The code is pretty straight-forward.
movs r7, #0x7f
up_loop:
movs r0, r6
bl expand
bl set_rgb
bl delay
add r6, r6, r5 @ increase
subs r7, r7, #1
bne up_loop
movs r7, #0x7f
down_loop:
movs r0, r6
bl expand
bl set_rgb
bl delay
subs r6, r6, r5 @ decrease
subs r7, r7, #1
bne down_loop
Last but not least - update the byte offset (add 4, not 1 because that casues the program to crash).

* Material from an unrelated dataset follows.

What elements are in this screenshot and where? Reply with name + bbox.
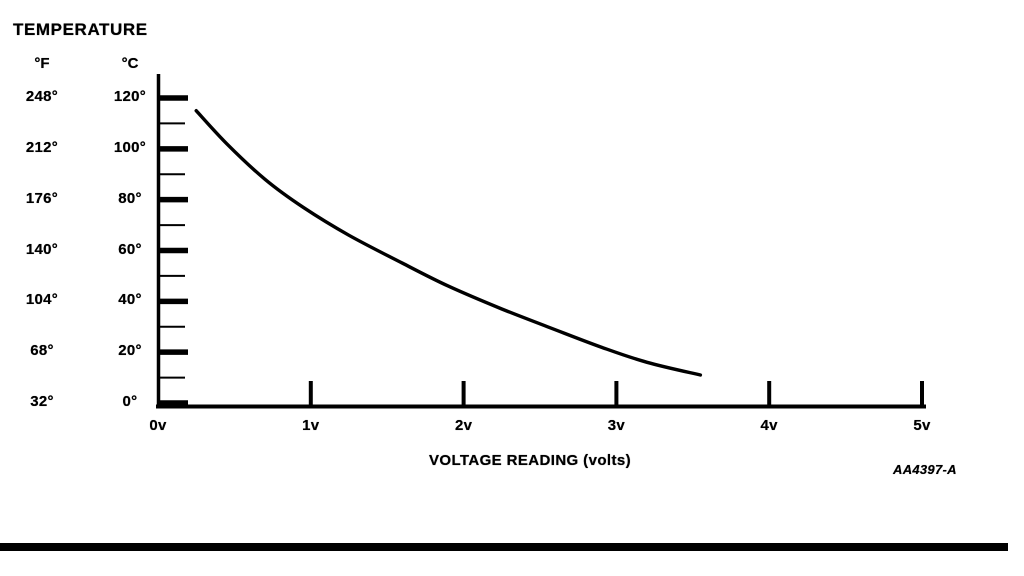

adds r4, r4, #4 @ increment colour index
cmp r4, #48 @ was that the last one?
bne main_loop @ no, continue
movs r4, #0 @ from the start
b main_loop
Enabling the PWM channels. We also need to invert the outputs, I don’t know why but that’s what the SDK does.
.code 16
.thumb_func
enable_led:
ldr r0, pwm_base
movs r1, #13 @ enable the PWM channel, invert outputs A and B
str r1, [r0, #CH3_CSR]
movs r1, #5 @ enable the PWM channel, invert output A
str r1, [r0, #CH4_CSR]
bx lr
Set the LED values. I’m also squaring the values (so 0 to 255 becomes 0 to 65052 but that’s fine). The SDK calls it “gamma” so we’ll go with that.
@ r0 = red
@ r1 = green
@ r2 = blue
.code 16
.thumb_func
set_rgb:
ldr r3, pwm_base
@ red and green
muls r0, r0, r0 @ square r0 for gamma
muls r1, r1, r1 @ square r1 for gamma
lsls r1, #16
adds r0, r0, r1
str r0, [r3, #CH3_CC]
@ blue
muls r2, r2, r2 @ square r2 for gamma
str r2, [r3, #CH4_CC]
bx lr
This extracts the R, G and B componet from a single word that
holds all three. To be honest, set_rgb
could have done that,
but that’s OK.
@ r0 is the input, expected to contain three bytes (rgb)
@ output:
@ r0 contains the red component
@ r1 contains the green component
@ r2 contains the blue component
.code 16
.thumb_func
expand:
movs r3, #255 @ mask
movs r2, r0 @ r2 = r0 & 0xff
ands r2, r3
movs r1, r0 @ r1 = (r0 >> 8) & 0xff
lsrs r1, #8
ands r1, r3
lsrs r0, #16 @ r0 = r0 >> 16
bx lr
And for the delay, I’m just counting to 131072 (or rather from 131072 downwards). Later on I’ll try to use the actual hardware timers.
.code 16
.thumb_func
delay:
movs r0, #1
lsls r0, #17
delay_loop:
subs r0, r0, #1
bne delay_loop
bx lr
Some more constants. I don’t think I can just use equ
because I can’t
load a 32 bit value into a register. Instead I’m using ldr
with an
address.
.align 2
io_bank0_base:
.word 0x40014000
pwm_base:
.word 0x40050000
And the colours (12 colours):
colours:
.word 0x00020000
.word 0x00020100
.word 0x00020200
.word 0x00010200
.word 0x00000200
.word 0x00000201
.word 0x00000202
.word 0x00000102
.word 0x00000002
.word 0x00010002
.word 0x00020002
.word 0x00020001
I’m happy with the result, it’s not very sophisticated, but it works and I’ve learnt a few things along the way.